STATISTICS for industrial production in Slovakia for June were far from rosy and may signal the arrival of another slowdown in the Slovak economy. In June, year-on-year growth in industrial production fell from 10.7 percent in May to 4.9 percent. After cleansing the figures of seasonal influences, industrial production actually fell by 2.2 percent compared to May, reversing the growth of 2.4 percent seen in that month, according to data released by the Slovak Statistics Office on August 8.
“This is the slowest [year-on-year] growth so far this year,” Andrej Arady, macro-economist with VÚB Banka, wrote in a memo. “The general performance in industrial production was dragged down by a decrease in the production of computer, electro-technical and optical products, which were down 35.6 percent when compared with June 2010. Growth in machinery production slowed from 43.5 percent in May to 13.3 percent.”
However, while Arady perceives automotive production as maintaining its strong year-on-year growth at 30.5 percent, confirming the sector’s good condition, David Dereník of UniCredit Bank pointed to a moderate decrease from the 33.2 percent growth recorded in May. Moreover, Dereník pointed out that Slovakia’s shrinking exports, down 4 percent compared to May, is not a positive signal.
Analysts agree that the June figures may be the first sign of a deceleration in Slovakia’s economy, something which had been expected during the second half of 2011.
“The first and the biggest negative feature of the June figures is that the deceleration of growth occurred in most industrial segments, which may be one of the first indicators of the worsening sentiment in Slovakia’s biggest commercial partners, [and therefore] also in Slovakia,” Boris Fojtík, economic analyst with Tatra Banka, wrote in a memo, adding that economic growth also slowed in Germany and the Czech Republic, which are traditionally among Slovakia’s strongest trading partners.
According to Fojtík, it is becoming more and more complicated to estimate future developments, partly because of the current turbulence on world markets.
“The gradual start of production at AU Optronics certainly may help boost the electro-technical sector and moderately reduce its deeply negative results,” Fojtík wrote in his memo. “On the other hand, it is necessary to count on the holiday break at Trnava carmaker [PSA Peugeot-Citroen] being longer than normal, something which may be reflected negatively in the August results.”
Dereník also pointed to the negative developments on global stock markets. He expects that in the near future politicians will try to calm the markets as much possible to soften the impacts of uncertainty on the economy. But he does not expect any catastrophic scenarios to materialise.
“During the second half of the year we expect to see a deceleration in the Slovak economy, but not its decline,” Dereník wrote in his memo. “But a possible recession next year can no longer be completely ruled out.”
The Statistics Office will release its flash estimate of growth in the Slovak economy on Tuesday, August 16, and there are expectations that it may come as a bad surprise for most of the market, the Hospodárske Noviny daily wrote.
Industrial production in Slovakia in June increased year-on-year by 4.9 percent, compared with 10.7 percent in May, according to data from the Statistics Office.

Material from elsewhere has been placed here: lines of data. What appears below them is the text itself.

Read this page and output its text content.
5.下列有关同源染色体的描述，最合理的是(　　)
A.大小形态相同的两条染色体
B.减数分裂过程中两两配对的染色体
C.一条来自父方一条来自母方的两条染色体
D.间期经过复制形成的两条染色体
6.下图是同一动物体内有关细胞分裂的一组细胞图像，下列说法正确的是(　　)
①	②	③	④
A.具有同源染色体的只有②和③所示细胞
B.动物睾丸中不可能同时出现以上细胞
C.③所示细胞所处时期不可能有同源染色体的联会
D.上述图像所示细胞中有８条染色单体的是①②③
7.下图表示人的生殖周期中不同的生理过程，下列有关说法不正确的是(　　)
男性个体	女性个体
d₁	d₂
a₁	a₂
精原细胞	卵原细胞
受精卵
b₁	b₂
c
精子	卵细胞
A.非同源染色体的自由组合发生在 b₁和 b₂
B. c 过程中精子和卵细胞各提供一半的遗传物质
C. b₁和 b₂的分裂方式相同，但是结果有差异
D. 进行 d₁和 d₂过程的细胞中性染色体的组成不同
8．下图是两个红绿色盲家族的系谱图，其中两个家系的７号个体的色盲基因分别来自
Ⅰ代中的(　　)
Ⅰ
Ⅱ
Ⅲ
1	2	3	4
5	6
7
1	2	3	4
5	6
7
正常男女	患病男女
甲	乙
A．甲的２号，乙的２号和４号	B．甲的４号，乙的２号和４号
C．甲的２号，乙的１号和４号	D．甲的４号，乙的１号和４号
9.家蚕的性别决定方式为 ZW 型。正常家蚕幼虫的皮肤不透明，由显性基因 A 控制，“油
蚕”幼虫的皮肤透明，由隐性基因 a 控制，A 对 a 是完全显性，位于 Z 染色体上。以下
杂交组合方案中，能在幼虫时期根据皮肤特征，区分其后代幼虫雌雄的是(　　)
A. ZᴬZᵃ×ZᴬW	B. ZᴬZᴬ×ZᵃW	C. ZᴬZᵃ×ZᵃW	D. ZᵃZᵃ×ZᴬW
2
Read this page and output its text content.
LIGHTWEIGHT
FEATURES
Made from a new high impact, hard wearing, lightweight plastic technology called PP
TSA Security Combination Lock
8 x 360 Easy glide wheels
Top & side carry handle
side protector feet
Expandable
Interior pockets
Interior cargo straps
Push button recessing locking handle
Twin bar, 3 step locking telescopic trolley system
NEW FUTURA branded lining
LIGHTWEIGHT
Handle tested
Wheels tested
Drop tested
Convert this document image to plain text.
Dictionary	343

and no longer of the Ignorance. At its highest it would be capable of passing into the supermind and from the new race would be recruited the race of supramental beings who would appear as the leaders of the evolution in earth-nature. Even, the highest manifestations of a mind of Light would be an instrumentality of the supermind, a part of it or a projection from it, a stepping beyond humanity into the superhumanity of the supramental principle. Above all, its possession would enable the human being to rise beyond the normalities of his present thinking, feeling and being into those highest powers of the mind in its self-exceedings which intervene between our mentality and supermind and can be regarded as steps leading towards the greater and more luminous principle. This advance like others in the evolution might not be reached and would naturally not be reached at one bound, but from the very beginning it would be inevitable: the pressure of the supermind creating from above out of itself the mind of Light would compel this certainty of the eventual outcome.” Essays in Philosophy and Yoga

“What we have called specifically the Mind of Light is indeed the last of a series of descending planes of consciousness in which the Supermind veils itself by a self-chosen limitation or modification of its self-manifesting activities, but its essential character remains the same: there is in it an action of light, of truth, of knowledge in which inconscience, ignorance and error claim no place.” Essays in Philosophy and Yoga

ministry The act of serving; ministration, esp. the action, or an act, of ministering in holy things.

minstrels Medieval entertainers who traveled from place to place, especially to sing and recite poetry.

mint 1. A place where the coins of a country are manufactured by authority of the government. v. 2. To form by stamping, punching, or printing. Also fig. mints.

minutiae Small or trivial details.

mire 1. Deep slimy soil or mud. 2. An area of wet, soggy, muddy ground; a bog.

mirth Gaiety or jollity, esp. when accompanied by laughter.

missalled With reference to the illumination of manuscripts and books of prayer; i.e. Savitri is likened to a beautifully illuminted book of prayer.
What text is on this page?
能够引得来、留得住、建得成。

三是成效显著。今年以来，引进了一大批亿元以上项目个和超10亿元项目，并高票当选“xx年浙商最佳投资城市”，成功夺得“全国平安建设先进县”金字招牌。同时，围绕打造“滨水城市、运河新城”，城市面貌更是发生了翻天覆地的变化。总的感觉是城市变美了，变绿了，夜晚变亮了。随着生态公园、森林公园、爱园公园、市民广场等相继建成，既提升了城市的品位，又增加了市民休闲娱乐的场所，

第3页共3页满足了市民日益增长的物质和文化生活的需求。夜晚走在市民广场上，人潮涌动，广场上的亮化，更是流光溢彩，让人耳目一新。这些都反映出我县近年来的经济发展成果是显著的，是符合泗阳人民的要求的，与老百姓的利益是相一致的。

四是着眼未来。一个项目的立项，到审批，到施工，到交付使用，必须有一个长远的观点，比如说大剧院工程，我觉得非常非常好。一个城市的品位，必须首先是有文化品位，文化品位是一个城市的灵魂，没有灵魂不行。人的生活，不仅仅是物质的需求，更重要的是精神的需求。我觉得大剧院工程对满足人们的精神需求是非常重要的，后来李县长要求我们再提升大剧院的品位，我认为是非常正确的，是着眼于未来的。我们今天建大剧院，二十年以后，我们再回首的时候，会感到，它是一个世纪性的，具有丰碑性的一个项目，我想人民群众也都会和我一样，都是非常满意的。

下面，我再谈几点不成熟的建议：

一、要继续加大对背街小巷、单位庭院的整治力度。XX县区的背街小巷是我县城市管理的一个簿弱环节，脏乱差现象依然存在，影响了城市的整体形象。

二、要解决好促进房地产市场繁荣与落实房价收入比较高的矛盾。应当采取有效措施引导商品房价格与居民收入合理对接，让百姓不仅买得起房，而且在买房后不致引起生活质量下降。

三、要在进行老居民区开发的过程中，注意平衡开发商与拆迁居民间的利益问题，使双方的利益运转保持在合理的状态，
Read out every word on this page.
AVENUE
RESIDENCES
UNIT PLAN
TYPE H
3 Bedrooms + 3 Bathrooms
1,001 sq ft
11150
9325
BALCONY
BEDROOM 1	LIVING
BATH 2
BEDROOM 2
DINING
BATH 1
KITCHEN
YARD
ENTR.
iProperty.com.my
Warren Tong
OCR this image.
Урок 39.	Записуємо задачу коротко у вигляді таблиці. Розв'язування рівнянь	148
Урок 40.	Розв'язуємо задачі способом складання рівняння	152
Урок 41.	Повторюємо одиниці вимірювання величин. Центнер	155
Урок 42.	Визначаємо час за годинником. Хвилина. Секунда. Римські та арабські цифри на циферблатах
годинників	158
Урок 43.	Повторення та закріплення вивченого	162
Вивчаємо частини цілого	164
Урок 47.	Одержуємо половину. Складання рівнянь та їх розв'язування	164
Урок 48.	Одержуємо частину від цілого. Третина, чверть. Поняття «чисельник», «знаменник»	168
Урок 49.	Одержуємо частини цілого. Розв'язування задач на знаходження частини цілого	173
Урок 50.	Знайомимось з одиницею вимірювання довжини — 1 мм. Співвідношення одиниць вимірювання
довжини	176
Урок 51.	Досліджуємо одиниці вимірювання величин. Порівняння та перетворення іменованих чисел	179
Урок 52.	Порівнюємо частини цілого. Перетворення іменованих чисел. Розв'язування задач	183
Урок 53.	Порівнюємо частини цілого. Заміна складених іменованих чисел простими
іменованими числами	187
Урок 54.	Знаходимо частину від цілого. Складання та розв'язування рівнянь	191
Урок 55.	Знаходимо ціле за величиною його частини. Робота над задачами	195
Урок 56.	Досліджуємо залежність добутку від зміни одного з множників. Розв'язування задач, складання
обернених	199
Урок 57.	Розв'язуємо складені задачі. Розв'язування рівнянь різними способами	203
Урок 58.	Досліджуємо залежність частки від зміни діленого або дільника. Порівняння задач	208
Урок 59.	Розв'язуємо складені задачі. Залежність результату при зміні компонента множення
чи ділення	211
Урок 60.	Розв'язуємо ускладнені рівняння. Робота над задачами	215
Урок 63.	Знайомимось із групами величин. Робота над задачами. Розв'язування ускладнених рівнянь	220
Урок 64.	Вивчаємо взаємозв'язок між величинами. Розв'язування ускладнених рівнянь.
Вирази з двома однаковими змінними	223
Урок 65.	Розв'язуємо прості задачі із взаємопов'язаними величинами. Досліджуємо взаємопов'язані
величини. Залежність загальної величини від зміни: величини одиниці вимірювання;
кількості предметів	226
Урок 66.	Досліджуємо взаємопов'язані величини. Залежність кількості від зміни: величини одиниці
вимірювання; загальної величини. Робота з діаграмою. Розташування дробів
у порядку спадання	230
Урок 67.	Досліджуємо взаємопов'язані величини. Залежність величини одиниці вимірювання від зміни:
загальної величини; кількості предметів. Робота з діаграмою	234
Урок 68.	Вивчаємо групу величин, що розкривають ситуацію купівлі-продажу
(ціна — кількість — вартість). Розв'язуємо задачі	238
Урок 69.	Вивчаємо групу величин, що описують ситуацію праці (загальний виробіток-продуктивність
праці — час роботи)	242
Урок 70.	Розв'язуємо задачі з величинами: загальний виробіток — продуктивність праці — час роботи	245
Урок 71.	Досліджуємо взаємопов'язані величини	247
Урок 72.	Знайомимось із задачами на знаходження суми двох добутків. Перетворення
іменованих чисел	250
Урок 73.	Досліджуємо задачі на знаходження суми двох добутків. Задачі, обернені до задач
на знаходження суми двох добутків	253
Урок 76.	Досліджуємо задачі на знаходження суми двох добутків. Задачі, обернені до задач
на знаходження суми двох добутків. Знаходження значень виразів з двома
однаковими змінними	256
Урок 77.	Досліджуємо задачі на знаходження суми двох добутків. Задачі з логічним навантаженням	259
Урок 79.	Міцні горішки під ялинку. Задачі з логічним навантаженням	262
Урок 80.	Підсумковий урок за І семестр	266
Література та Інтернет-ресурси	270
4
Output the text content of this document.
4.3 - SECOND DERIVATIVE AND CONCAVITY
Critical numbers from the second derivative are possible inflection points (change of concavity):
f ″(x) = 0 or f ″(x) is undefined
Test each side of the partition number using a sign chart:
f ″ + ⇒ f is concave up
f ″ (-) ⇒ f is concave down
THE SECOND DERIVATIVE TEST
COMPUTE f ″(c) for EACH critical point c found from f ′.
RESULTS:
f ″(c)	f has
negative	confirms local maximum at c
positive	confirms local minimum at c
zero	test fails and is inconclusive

Growth in Slovakia’s industrial output was thus the slowest since November 2009, when the period of crisis-triggered year-on-year falls came to an end, the SITA newswire wrote.
In 2009, Slovakia’s industrial production fell by 13.7 percent, due to a slump in foreign demand as a result of the global financial and economic crisis. Last year it returned to double-digit growth. On average during 2010, growth in industrial production reached 18.9 percent, with all sectors growing except for production of coke and petroleum products.